Crews with the Idaho Transportation Department also experience challenges when it comes to weather conditions.

Steve Gertonson, operations manager for ITD’s District 5 office in Pocatello, says the storm that came in on Dec. 16 started as rain and then changed to snow as temperatures dropped below zero.

“The rain made any effort to do a pretreatment of the roadway, applying what we call a bond breaker (salt brine), not feasible since it would be washed off. This was also an extended duration storm, which cuts the crew size in half that are available to work on the storm,” he wrote in an email.

In addition, Gertonson noted that while they use salt brine and solid salt to melt snow and ice, the melting capability decreases as temperatures drop below 20 degrees.

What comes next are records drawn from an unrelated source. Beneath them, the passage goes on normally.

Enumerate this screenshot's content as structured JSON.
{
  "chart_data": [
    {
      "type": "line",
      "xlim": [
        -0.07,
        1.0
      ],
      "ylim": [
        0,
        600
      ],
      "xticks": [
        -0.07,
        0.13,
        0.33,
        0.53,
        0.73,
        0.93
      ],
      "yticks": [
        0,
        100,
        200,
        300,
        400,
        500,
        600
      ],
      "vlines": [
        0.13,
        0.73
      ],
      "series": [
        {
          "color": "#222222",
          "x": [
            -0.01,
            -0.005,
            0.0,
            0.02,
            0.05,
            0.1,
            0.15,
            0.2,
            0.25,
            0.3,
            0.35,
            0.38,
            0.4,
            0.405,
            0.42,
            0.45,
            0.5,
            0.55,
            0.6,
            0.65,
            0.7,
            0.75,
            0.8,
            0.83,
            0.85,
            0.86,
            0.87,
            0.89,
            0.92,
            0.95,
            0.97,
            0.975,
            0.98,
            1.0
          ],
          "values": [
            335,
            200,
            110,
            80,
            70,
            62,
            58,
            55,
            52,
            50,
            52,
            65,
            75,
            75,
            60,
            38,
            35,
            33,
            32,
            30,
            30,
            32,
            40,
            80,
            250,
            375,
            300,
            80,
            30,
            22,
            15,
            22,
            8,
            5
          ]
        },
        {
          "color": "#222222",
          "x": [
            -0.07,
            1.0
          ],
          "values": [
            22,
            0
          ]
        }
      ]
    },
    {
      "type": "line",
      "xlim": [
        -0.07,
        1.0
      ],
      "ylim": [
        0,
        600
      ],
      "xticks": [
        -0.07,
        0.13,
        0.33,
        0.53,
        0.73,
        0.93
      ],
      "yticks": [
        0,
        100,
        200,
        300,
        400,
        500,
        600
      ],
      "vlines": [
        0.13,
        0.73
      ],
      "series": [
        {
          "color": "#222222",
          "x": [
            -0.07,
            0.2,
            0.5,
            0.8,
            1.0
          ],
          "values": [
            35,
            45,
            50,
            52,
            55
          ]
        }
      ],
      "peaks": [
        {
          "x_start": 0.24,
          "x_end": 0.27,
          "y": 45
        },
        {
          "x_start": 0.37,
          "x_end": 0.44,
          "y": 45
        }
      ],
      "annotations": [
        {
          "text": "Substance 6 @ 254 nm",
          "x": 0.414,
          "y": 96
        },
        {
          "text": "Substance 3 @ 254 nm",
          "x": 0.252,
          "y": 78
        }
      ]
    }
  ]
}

Even salt brine will freeze when it reaches roughly 6 degrees below zero.

Still, ITD tries to do everything it can to keep roads clear.

“Safety is one of the transportation department’s central priorities,” Gertonson wrote. “The department is continually evaluating how it manages its highway routes during the winter season.”

As more snow is expected to fall in the area, Gertonson encourages people to call 5-1-1 from a cellphone or visit the 511 Traveler Services webpage for the latest road conditions on Idaho highways. He also reminds people to give themselves extra time to reach their destinations during storms, and tell someone where they’re going in case of an emergency.

“Let a friend, relative or colleague know where you’re going if you’re taking an extended road trip. Let them know which route you will be driving on, and call them when you arrive so they know you reached your destination safely,” he wrote.